Blind image deconvolution is a challenging ill-posed inverse problem, where both the latent sharp image and the blur kernel are unknown. Traditional methods often rely on handcrafted priors, while modern deep learning approaches typically require extensive pre-training on large external datasets, limiting their adaptability to real-world scenarios. In this work, we propose DeblurSDI, a zero-shot, self-supervised framework based on self-diffusion (SDI) that requires no prior training. DeblurSDI formulates blind deconvolution as an iterative reverse self-diffusion process that starts from pure noise and progressively refines the solution. At each step, two randomly-initialized neural networks are optimized continuously to refine the sharp image and the blur kernel. The optimization is guided by an objective function combining data consistency with a sparsity-promoting L1-norm for the kernel. A key innovation is our noise scheduling mechanism, which stabilizes the optimization and provides remarkable robustness to variations in blur kernel size. These allow DeblurSDI to dynamically learn an instance-specific prior tailored to the input image. Extensive experiments demonstrate that DeblurSDI consistently achieves superior performance, recovering sharp images and accurate kernels even in highly degraded scenarios.
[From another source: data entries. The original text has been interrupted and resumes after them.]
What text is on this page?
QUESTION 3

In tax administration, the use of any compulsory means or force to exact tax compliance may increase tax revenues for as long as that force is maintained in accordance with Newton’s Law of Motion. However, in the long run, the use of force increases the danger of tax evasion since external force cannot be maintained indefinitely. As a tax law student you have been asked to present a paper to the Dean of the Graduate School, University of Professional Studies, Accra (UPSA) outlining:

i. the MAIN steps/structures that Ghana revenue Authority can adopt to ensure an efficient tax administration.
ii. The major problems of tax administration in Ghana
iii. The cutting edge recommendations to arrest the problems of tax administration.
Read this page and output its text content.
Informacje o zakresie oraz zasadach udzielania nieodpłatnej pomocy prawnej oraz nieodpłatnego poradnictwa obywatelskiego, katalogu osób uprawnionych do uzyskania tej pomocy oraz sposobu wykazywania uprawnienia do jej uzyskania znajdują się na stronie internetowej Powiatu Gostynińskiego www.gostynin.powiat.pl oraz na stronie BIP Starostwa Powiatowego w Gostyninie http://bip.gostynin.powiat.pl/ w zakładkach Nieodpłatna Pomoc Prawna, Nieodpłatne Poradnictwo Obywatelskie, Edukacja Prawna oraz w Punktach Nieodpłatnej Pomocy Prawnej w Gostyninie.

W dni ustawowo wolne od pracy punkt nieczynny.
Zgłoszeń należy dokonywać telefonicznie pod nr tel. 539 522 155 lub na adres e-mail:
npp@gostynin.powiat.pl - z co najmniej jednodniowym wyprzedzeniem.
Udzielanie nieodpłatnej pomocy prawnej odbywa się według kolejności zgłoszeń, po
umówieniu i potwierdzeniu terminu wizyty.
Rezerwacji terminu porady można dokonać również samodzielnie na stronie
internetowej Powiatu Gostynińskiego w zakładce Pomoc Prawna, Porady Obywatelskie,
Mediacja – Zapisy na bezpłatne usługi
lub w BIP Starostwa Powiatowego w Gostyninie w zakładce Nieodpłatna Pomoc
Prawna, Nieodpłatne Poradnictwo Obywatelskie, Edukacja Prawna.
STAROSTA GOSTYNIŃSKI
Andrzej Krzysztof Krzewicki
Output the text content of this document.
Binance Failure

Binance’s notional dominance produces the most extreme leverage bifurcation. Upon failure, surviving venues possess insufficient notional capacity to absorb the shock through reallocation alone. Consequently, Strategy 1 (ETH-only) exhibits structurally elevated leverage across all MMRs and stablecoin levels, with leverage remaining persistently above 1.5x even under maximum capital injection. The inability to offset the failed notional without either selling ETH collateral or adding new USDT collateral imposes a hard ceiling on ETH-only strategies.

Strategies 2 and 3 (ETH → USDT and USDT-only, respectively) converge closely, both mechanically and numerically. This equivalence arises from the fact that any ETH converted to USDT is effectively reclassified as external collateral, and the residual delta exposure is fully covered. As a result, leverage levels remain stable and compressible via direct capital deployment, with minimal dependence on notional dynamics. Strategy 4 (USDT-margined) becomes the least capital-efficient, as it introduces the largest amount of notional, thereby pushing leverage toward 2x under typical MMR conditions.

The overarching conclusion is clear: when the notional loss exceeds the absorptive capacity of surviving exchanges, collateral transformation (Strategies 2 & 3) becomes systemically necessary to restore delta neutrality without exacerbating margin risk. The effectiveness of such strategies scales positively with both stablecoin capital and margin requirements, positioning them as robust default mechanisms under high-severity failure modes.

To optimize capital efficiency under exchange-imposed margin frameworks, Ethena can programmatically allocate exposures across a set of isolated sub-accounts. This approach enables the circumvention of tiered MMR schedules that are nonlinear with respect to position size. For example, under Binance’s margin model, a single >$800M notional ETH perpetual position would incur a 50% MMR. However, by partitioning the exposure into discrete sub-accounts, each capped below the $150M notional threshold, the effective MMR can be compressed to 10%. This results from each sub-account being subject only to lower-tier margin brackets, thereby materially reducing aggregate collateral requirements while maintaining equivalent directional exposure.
翻译：盲图像反卷积是一个具有挑战性的病态逆问题，其中潜在的清晰图像和模糊核均未知。传统方法通常依赖于手工设计的先验，而现代深度学习方法通常需要在大型外部数据集上进行大量预训练，这限制了其在真实场景中的适应性。在本工作中，我们提出了DeblurSDI，一种基于自扩散（SDI）的零样本自监督框架，无需预先训练。DeblurSDI将盲反卷积表述为一个迭代的反向自扩散过程，该过程从纯噪声开始，逐步优化解。在每一步中，两个随机初始化的神经网络被持续优化以细化清晰图像和模糊核。优化过程由结合数据一致性和促进模糊核稀疏性的L1范数的目标函数引导。一个关键创新是我们的噪声调度机制，该机制稳定了优化过程，并对模糊核尺寸的变化表现出显著的鲁棒性。这些特性使得DeblurSDI能够动态学习针对输入图像量身定制的实例特定先验。大量实验表明，DeblurSDI始终能实现卓越的性能，即使在高度退化场景下也能恢复出清晰图像和准确的模糊核。